Cameron to crack down on violent pornography and child sex abuse online

By: Information Daily Staff Writer
Published: Monday, July 22, 2013 - 15:59 GMT Jump to Comments

David Cameron has announced tough new measures to ensure ISP's crack down on child abuse online, and to offer an "Opt-out" filter to block access to pornography for minors.

In changes to be introduced by the start of the New Year, customers will have to "opt-out" of a filter on their internet services that blocks pornographic content. New and existing customers will be contacted by their Internet Service Providers (ISPs), and given the choice of whether they want the filter turned off.

This controversial measure is expected to draw criticism from some commentators who will argue that the service should be 'opt-in' rather than 'opt-out'.

The prime minister also said that online pornography depicting rape will become illegal to possess. This would bring the law in England and Wales in line with Scotland. Measures will also be taken to ensure that online pornography will be subject to the same regulations as more traditional pornography mediums.

This will close a loophole in the Criminal Justice and Immigration Act of 2008 that means that although it is illegal to publish so called "rape porn", it is currently not illegal to possess it.

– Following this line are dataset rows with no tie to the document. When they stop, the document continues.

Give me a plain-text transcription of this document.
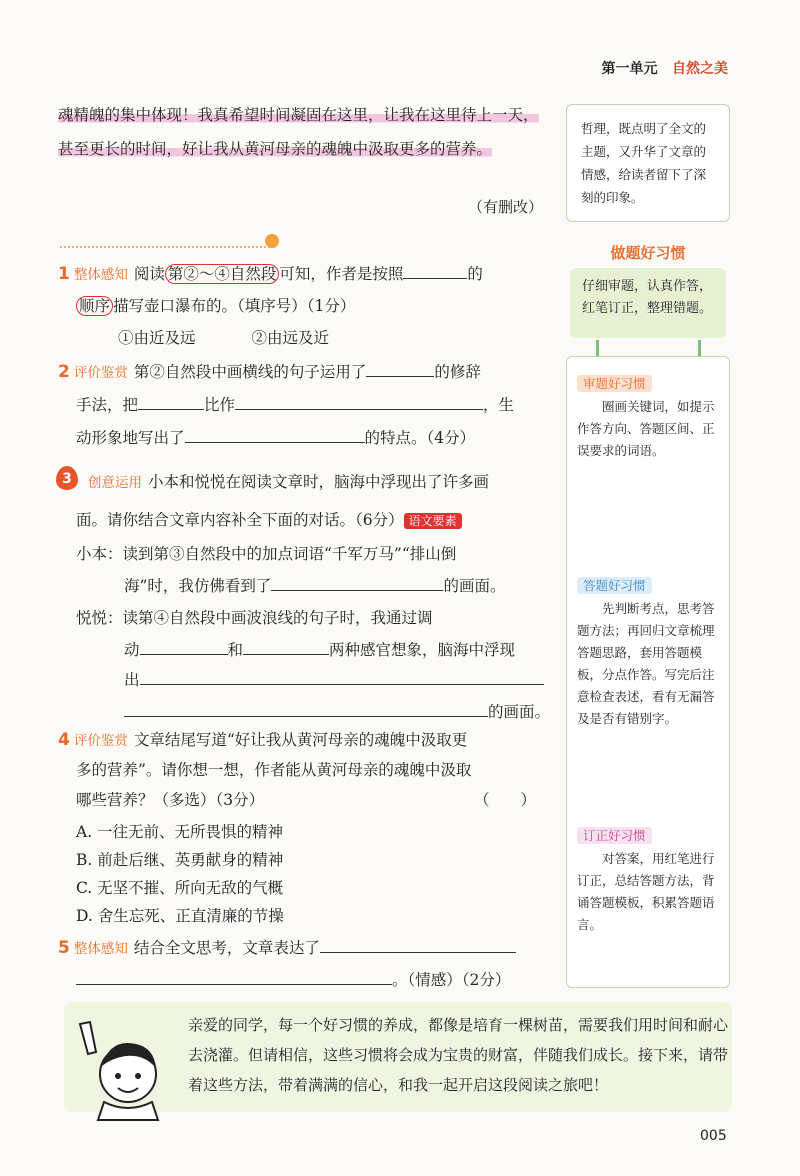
第一单元 自然之美
魂精魄的集中体现！我真希望时间凝固在这里，让我在这里待上一天，甚至更长的时间，好让我从黄河母亲的魂魄中汲取更多的营养。
（有删改）

哲理，既点明了全文的主题，又升华了文章的情感，给读者留下了深刻的印象。

1 整体感知 阅读 第②～④自然段 可知，作者是按照	的
顺序 描写壶口瀑布的。（填序号）（1分）
①由近及远	②由远及近
2 评价鉴赏 第②自然段中画横线的句子运用了	的修辞
手法，把	比作	，生
动形象地写出了	的特点。（4分）
3	创意运用 小本和悦悦在阅读文章时，脑海中浮现出了许多画
面。请你结合文章内容补全下面的对话。（6分） 语文要素
小本：读到第③自然段中的加点词语“千军万马”“排山倒
海”时，我仿佛看到了	的画面。
悦悦：读第④自然段中画波浪线的句子时，我通过调
动	和	两种感官想象，脑海中浮现
出
的画面。
4 评价鉴赏 文章结尾写道“好让我从黄河母亲的魂魄中汲取更
多的营养”。请你想一想，作者能从黄河母亲的魂魄中汲取
哪些营养？（多选）（3分）	（　　）
A. 一往无前、无所畏惧的精神
B. 前赴后继、英勇献身的精神
C. 无坚不摧、所向无敌的气概
D. 舍生忘死、正直清廉的节操
5 整体感知 结合全文思考，文章表达了
。（情感）（2分）
做题好习惯

仔细审题，认真作答，红笔订正，整理错题。

审题好习惯
圈画关键词，如提示作答方向、答题区间、正误要求的词语。
答题好习惯
先判断考点，思考答题方法；再回归文章梳理答题思路，套用答题模板，分点作答。写完后注意检查表述，看有无漏答及是否有错别字。
订正好习惯
对答案，用红笔进行订正，总结答题方法，背诵答题模板，积累答题语言。
亲爱的同学，每一个好习惯的养成，都像是培育一棵树苗，需要我们用时间和耐心去浇灌。但请相信，这些习惯将会成为宝贵的财富，伴随我们成长。接下来，请带着这些方法，带着满满的信心，和我一起开启这段阅读之旅吧！
005
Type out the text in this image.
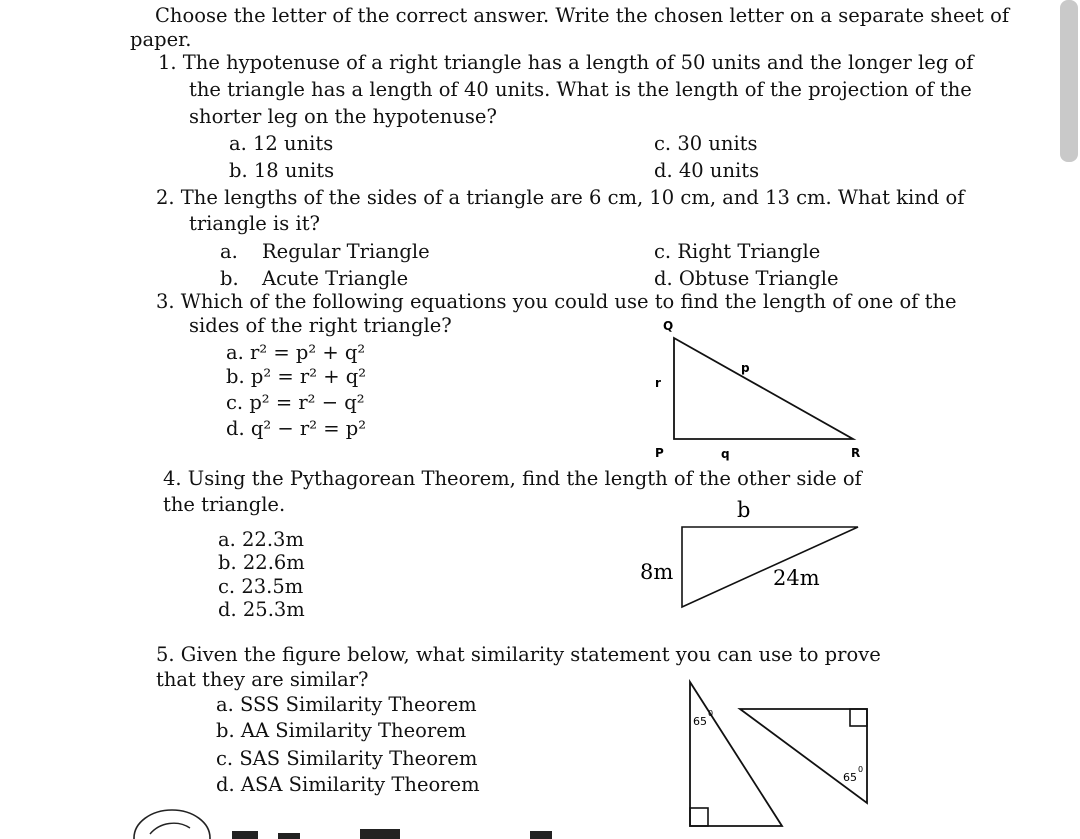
Choose the letter of the correct answer. Write the chosen letter on a separate sheet of
paper.
1. The hypotenuse of a right triangle has a length of 50 units and the longer leg of
the triangle has a length of 40 units. What is the length of the projection of the
shorter leg on the hypotenuse?
a. 12 units
b. 18 units
c. 30 units
d. 40 units
2. The lengths of the sides of a triangle are 6 cm, 10 cm, and 13 cm. What kind of
triangle is it?
a. Regular Triangle
b. Acute Triangle
c. Right Triangle
d. Obtuse Triangle
3. Which of the following equations you could use to find the length of one of the
sides of the right triangle?
a. r² = p² + q²
b. p² = r² + q²
c. p² = r² − q²
d. q² − r² = p²
Q
P	R
r
p
q
4. Using the Pythagorean Theorem, find the length of the other side of
the triangle.
a. 22.3m
b. 22.6m
c. 23.5m
d. 25.3m
b
8m	24m
5. Given the figure below, what similarity statement you can use to prove
that they are similar?
a. SSS Similarity Theorem
b. AA Similarity Theorem
c. SAS Similarity Theorem
d. ASA Similarity Theorem
65
0
65
0
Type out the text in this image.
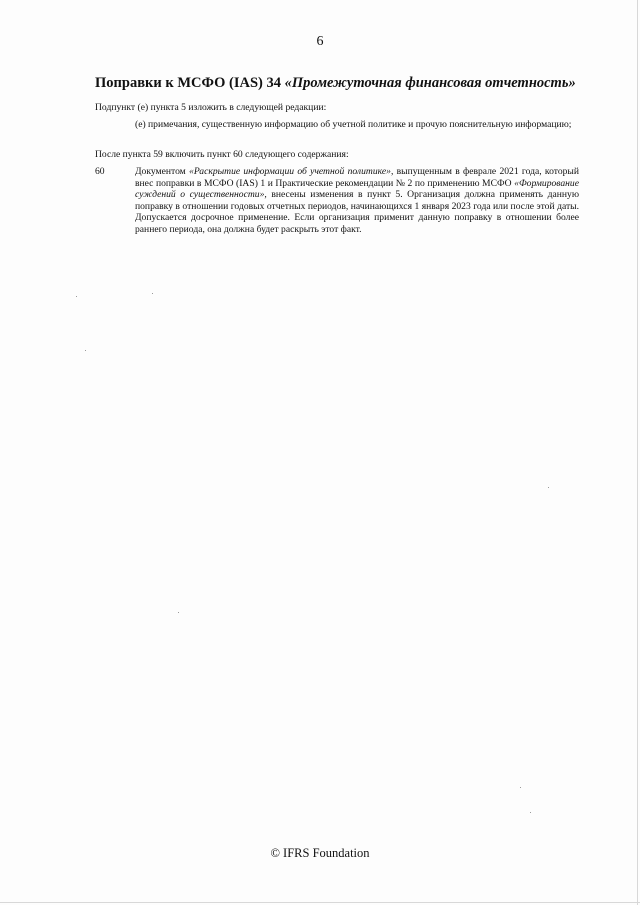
6
Поправки к МСФО (IAS) 34 «Промежуточная финансовая отчетность»
Подпункт (е) пункта 5 изложить в следующей редакции:
(е) примечания, существенную информацию об учетной политике и прочую пояснительную информацию;
После пункта 59 включить пункт 60 следующего содержания:
60	Документом «Раскрытие информации об учетной политике», выпущенным в феврале 2021 года, который внес поправки в МСФО (IAS) 1 и Практические рекомендации № 2 по применению МСФО «Формирование суждений о существенности», внесены изменения в пункт 5. Организация должна применять данную поправку в отношении годовых отчетных периодов, начинающихся 1 января 2023 года или после этой даты. Допускается досрочное применение. Если организация применит данную поправку в отношении более раннего периода, она должна будет раскрыть этот факт.
© IFRS Foundation
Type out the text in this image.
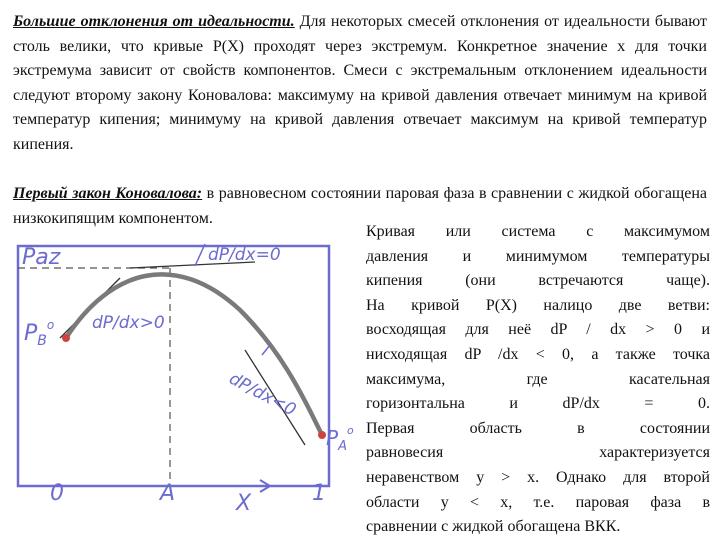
Большие отклонения от идеальности. Для некоторых смесей отклонения от идеальности бывают столь велики, что кривые P(X) проходят через экстремум. Конкретное значение x для точки экстремума зависит от свойств компонентов. Смеси с экстремальным отклонением идеальности следуют второму закону Коновалова: максимуму на кривой давления отвечает минимум на кривой температур кипения; минимуму на кривой давления отвечает максимум на кривой температур кипения.

Первый закон Коновалова: в равновесном состоянии паровая фаза в сравнении с жидкой обогащена низкокипящим компонентом.

Кривая или система с максимумом
давления и минимумом температуры
кипения (они встречаются чаще).
На кривой P(X) налицо две ветви:
восходящая для неё dP / dx > 0 и
нисходящая dP /dx < 0, а также точка
максимума, где касательная
горизонтальна и dP/dx = 0.
Первая область в состоянии
равновесия характеризуется
неравенством y > x. Однако для второй
области y < x, т.е. паровая фаза в
сравнении с жидкой обогащена ВКК.
Paz
$P_B^o$
$P_A^o$
dP/dx=0
dP/dx>0
dP/dx<0
0	A	X	1
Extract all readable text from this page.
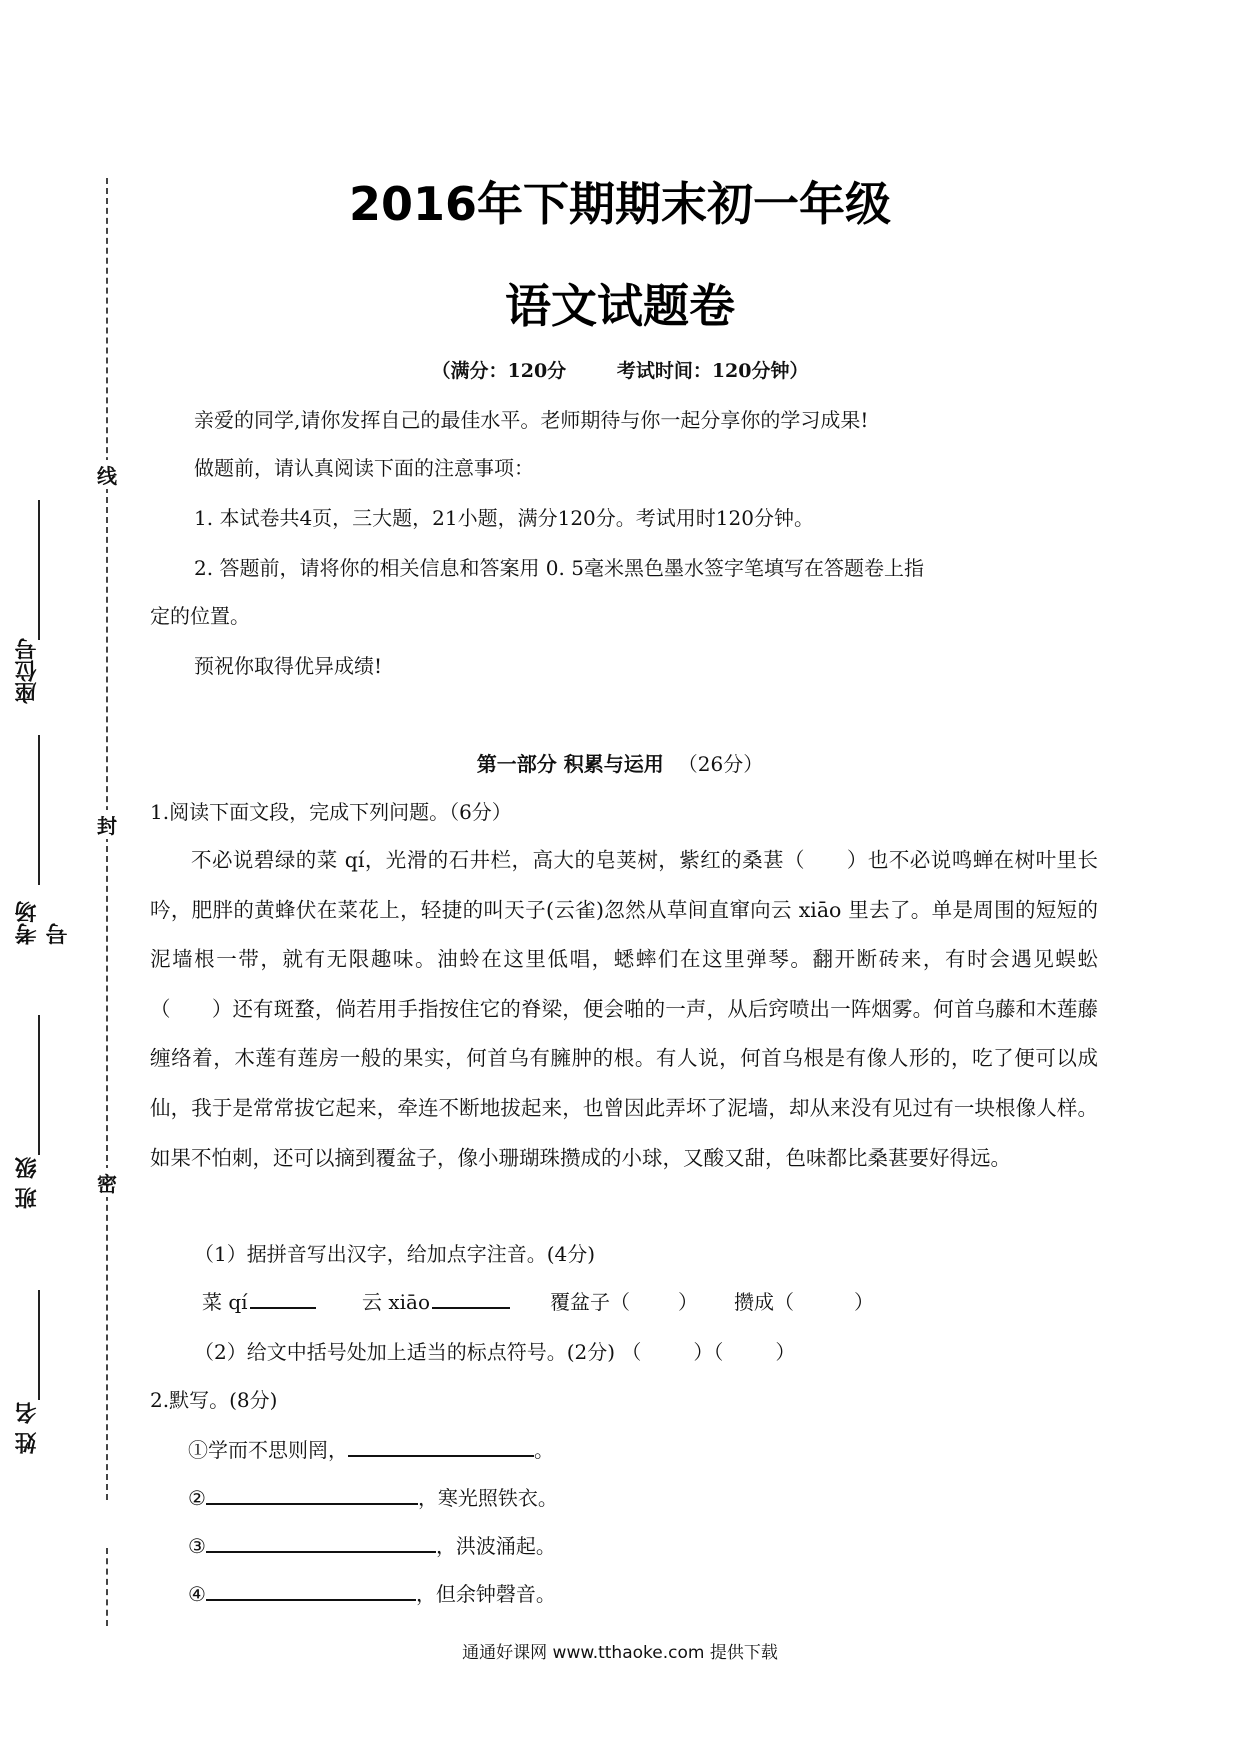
线
封
密
座位号
考场号
班 级
姓 名
2016年下期期末初一年级
语文试题卷
（满分：120分	考试时间：120分钟）
亲爱的同学,请你发挥自己的最佳水平。老师期待与你一起分享你的学习成果!
做题前，请认真阅读下面的注意事项：
1. 本试卷共4页，三大题，21小题，满分120分。考试用时120分钟。
2. 答题前，请将你的相关信息和答案用 0. 5毫米黑色墨水签字笔填写在答题卷上指
定的位置。
预祝你取得优异成绩!
第一部分 积累与运用 （26分）
1.阅读下面文段，完成下列问题。（6分）
不必说碧绿的菜 qí，光滑的石井栏，高大的皂荚树，紫红的桑葚（　　）也不必说鸣蝉在树叶里长吟，肥胖的黄蜂伏在菜花上，轻捷的叫天子(云雀)忽然从草间直窜向云 xiāo 里去了。单是周围的短短的泥墙根一带，就有无限趣味。油蛉在这里低唱，蟋蟀们在这里弹琴。翻开断砖来，有时会遇见蜈蚣（　　）还有斑蝥，倘若用手指按住它的脊梁，便会啪的一声，从后窍喷出一阵烟雾。何首乌藤和木莲藤缠络着，木莲有莲房一般的果实，何首乌有臃肿的根。有人说，何首乌根是有像人形的，吃了便可以成仙，我于是常常拔它起来，牵连不断地拔起来，也曾因此弄坏了泥墙，却从来没有见过有一块根像人样。如果不怕刺，还可以摘到覆盆子，像小珊瑚珠攒成的小球，又酸又甜，色味都比桑葚要好得远。
（1）据拼音写出汉字，给加点字注音。(4分)
菜 qí	云 xiāo	覆盆子（ ） 攒成（	）
（2）给文中括号处加上适当的标点符号。(2分) （	）（	）
2.默写。(8分)
①学而不思则罔，	。
②	，寒光照铁衣。
③	，洪波涌起。
④	，但余钟磬音。
通通好课网 www.tthaoke.com 提供下载
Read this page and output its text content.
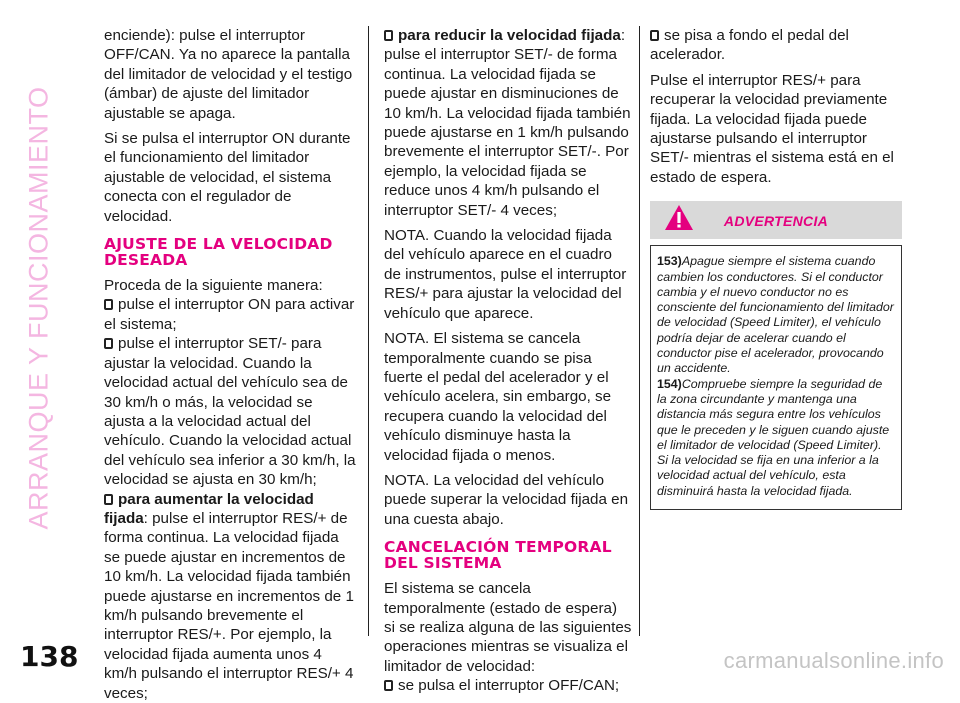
ARRANQUE Y FUNCIONAMIENTO

enciende): pulse el interruptor OFF/CAN. Ya no aparece la pantalla del limitador de velocidad y el testigo (ámbar) de ajuste del limitador ajustable se apaga.

Si se pulsa el interruptor ON durante el funcionamiento del limitador ajustable de velocidad, el sistema conecta con el regulador de velocidad.

AJUSTE DE LA VELOCIDAD DESEADA
Proceda de la siguiente manera:
pulse el interruptor ON para activar el sistema;
pulse el interruptor SET/- para ajustar la velocidad. Cuando la velocidad actual del vehículo sea de 30 km/h o más, la velocidad se ajusta a la velocidad actual del vehículo. Cuando la velocidad actual del vehículo sea inferior a 30 km/h, la velocidad se ajusta en 30 km/h;
para aumentar la velocidad fijada: pulse el interruptor RES/+ de forma continua. La velocidad fijada se puede ajustar en incrementos de 10 km/h. La velocidad fijada también puede ajustarse en incrementos de 1 km/h pulsando brevemente el interruptor RES/+. Por ejemplo, la velocidad fijada aumenta unos 4 km/h pulsando el interruptor RES/+ 4 veces;
para reducir la velocidad fijada: pulse el interruptor SET/- de forma continua. La velocidad fijada se puede ajustar en disminuciones de 10 km/h. La velocidad fijada también puede ajustarse en 1 km/h pulsando brevemente el interruptor SET/-. Por ejemplo, la velocidad fijada se reduce unos 4 km/h pulsando el interruptor SET/- 4 veces;

NOTA. Cuando la velocidad fijada del vehículo aparece en el cuadro de instrumentos, pulse el interruptor RES/+ para ajustar la velocidad del vehículo que aparece.

NOTA. El sistema se cancela temporalmente cuando se pisa fuerte el pedal del acelerador y el vehículo acelera, sin embargo, se recupera cuando la velocidad del vehículo disminuye hasta la velocidad fijada o menos.

NOTA. La velocidad del vehículo puede superar la velocidad fijada en una cuesta abajo.

CANCELACIÓN TEMPORAL DEL SISTEMA
El sistema se cancela temporalmente (estado de espera) si se realiza alguna de las siguientes operaciones mientras se visualiza el limitador de velocidad:
se pulsa el interruptor OFF/CAN;
se pisa a fondo el pedal del acelerador.

Pulse el interruptor RES/+ para recuperar la velocidad previamente fijada. La velocidad fijada puede ajustarse pulsando el interruptor SET/- mientras el sistema está en el estado de espera.

ADVERTENCIA

153)Apague siempre el sistema cuando cambien los conductores. Si el conductor cambia y el nuevo conductor no es consciente del funcionamiento del limitador de velocidad (Speed Limiter), el vehículo podría dejar de acelerar cuando el conductor pise el acelerador, provocando un accidente.

154)Compruebe siempre la seguridad de la zona circundante y mantenga una distancia más segura entre los vehículos que le preceden y le siguen cuando ajuste el limitador de velocidad (Speed Limiter). Si la velocidad se fija en una inferior a la velocidad actual del vehículo, esta disminuirá hasta la velocidad fijada.

138	carmanualsonline.info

Other measures to be introduced include giving experts from the Child Exploitation and Online Protection Centre (CEOP) more powers to examine secretive file-sharing networks for child abuse, and allowing access to a secure database of child abuse images gathered by the police that will be used to trace the perpetrators of illegal content.

Cameron also wants to force search engines to return no results for specific search terms relating to child pornography. The prime minister insisted "Once those filters are installed, it should not be the case that technically literate children can just flick the filters off at the click of a mouse without anyone knowing".

Despite the coalition governments’ firm commitment to tackle the problem of child abuse online, the CEOP's budget has been cut by 10%, drawing criticisms from Labour. Cameron responded by saying that the centre's experts would be given the sufficient powers and resources to tackle the problem.

Siobhan Freegard, founder of UK parenting site Netmums.com said that: “Mr Cameron’s proposals are a step in the right direction, but most parents will feel they don’t go far enough".

She continued by saying that: “Any firms hosting these sickening and illegal images should be very heavily fined or have their directors jailed along with the people viewing them. We have to send a clear cut message that making, hosting or watching images of children being attacked and abused is morally repugnant and utterly wrong".